>> Les doigts de Charles Pennequin, éditions Ragage, collection Écrin, ISBN : 2-915460-27-2, 44 p. 10 €.
[site éditeur] / adresse de commande : Ragage éditeur, 12, rue Chartran, Neuilly, 92200.
Extrait :
Chant du 1
je n’ai pas de doigts. le doigt est la pensée. je n’ai pas la pensée du doigt. le doigt en moi pense autrement. il pense à l’autrement moi. autrement que le moi qui pense sans ses doigts. le moi autrement doigt pense aussi sans eux. ou alors il pense, mais il pense contre. il est contre les doigts qui ont voulu pousser de la pensée dedans, qui ont voulu faire de moi un entassé de première main. un moi moignon de lui et de sa pensée autrement main.
Premières impressions :
Nous découvrons avec plaisir un nouvel éditeur. Hortense Gauthier reviendra plus longuement sur ces éditions, en parlannt aussi bien de leur revue, que du livre de Christophe Manon qui vient d’être publié [Constellations]. Les premiers titres contemporains sont alléchants, en effet, on y retrouve Anne van der Linden aussi en livre d’art.

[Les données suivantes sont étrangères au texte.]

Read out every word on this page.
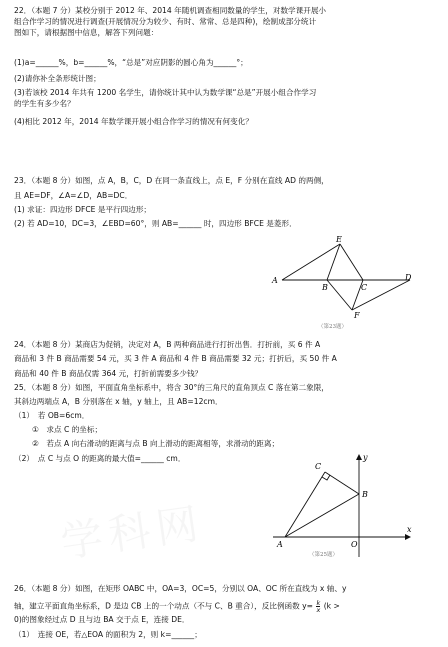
22．（本题 7 分）某校分别于 2012 年、2014 年随机调查相同数量的学生，对数学课开展小
组合作学习的情况进行调查(开展情况分为较少、有时、常常、总是四种)，绘制成部分统计
图如下，请根据图中信息，解答下列问题：
(1)a=______%，b=______%，“总是”对应阴影的圆心角为______°；
(2)请你补全条形统计图；
(3)若该校 2014 年共有 1200 名学生，请你统计其中认为数学课“总是”开展小组合作学习
的学生有多少名？
(4)相比 2012 年，2014 年数学课开展小组合作学习的情况有何变化？
23．（本题 8 分）如图，点 A，B，C，D 在同一条直线上，点 E，F 分别在直线 AD 的两侧，
且 AE=DF，∠A=∠D，AB=DC．
(1) 求证：四边形 DFCE 是平行四边形；
(2) 若 AD=10，DC=3，∠EBD=60°，则 AB=______ 时，四边形 BFCE 是菱形．
A
B	C
D
E
F
（第23题）
24．（本题 8 分）某商店为促销，决定对 A，B 两种商品进行打折出售．打折前，买 6 件 A
商品和 3 件 B 商品需要 54 元，买 3 件 A 商品和 4 件 B 商品需要 32 元；打折后，买 50 件 A
商品和 40 件 B 商品仅需 364 元，打折前需要多少钱？
25．（本题 8 分）如图，平面直角坐标系中，将含 30°的三角尺的直角顶点 C 落在第二象限，
其斜边两端点 A，B 分别落在 x 轴，y 轴上，且 AB=12cm．
（1）　若 OB=6cm．
①　求点 C 的坐标；
②　若点 A 向右滑动的距离与点 B 向上滑动的距离相等，求滑动的距离；
（2）　点 C 与点 O 的距离的最大值=______ cm．
C
B
A	O
x
y
（第25题）
26．（本题 8 分）如图，在矩形 OABC 中，OA=3，OC=5，分别以 OA、OC 所在直线为 x 轴、y
轴，建立平面直角坐标系，D 是边 CB 上的一个动点（不与 C、B 重合），反比例函数 $y= \frac{k}{x} (k$ >
0)的图象经过点 D 且与边 BA 交于点 E，连接 DE．
（1）　连接 OE，若△EOA 的面积为 2，则 k=______；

Ce petit livre de Charles Pennequin se tient dans la continuité de sa recherche : exploration de la construction de soi du point de vue organico-psychologique, et ceci selon la question de l’inchoativité de la pensée et de sa mise en jeu comme trou temporel. Dès lors, si tel que le déclarait Aristote, dans son Traité des parties des animaux, « ce n’est pas parce que l’homme a une main qu’il est intelligent, mais c’est parce qu’il est le plus intelligent des animaux qu’il a une main » et si notre intelligence est ce résultat d’un dialogue intérieur sourd, lourd, empêtré du poids du passé, alors devient évident que les doigts sont les bouts extrêmes de ce dialogue, ces bouts d’où les morts en dialogue en nous parlent, d’où les morts se donnent à penser par l’acte de mouvement des doigts.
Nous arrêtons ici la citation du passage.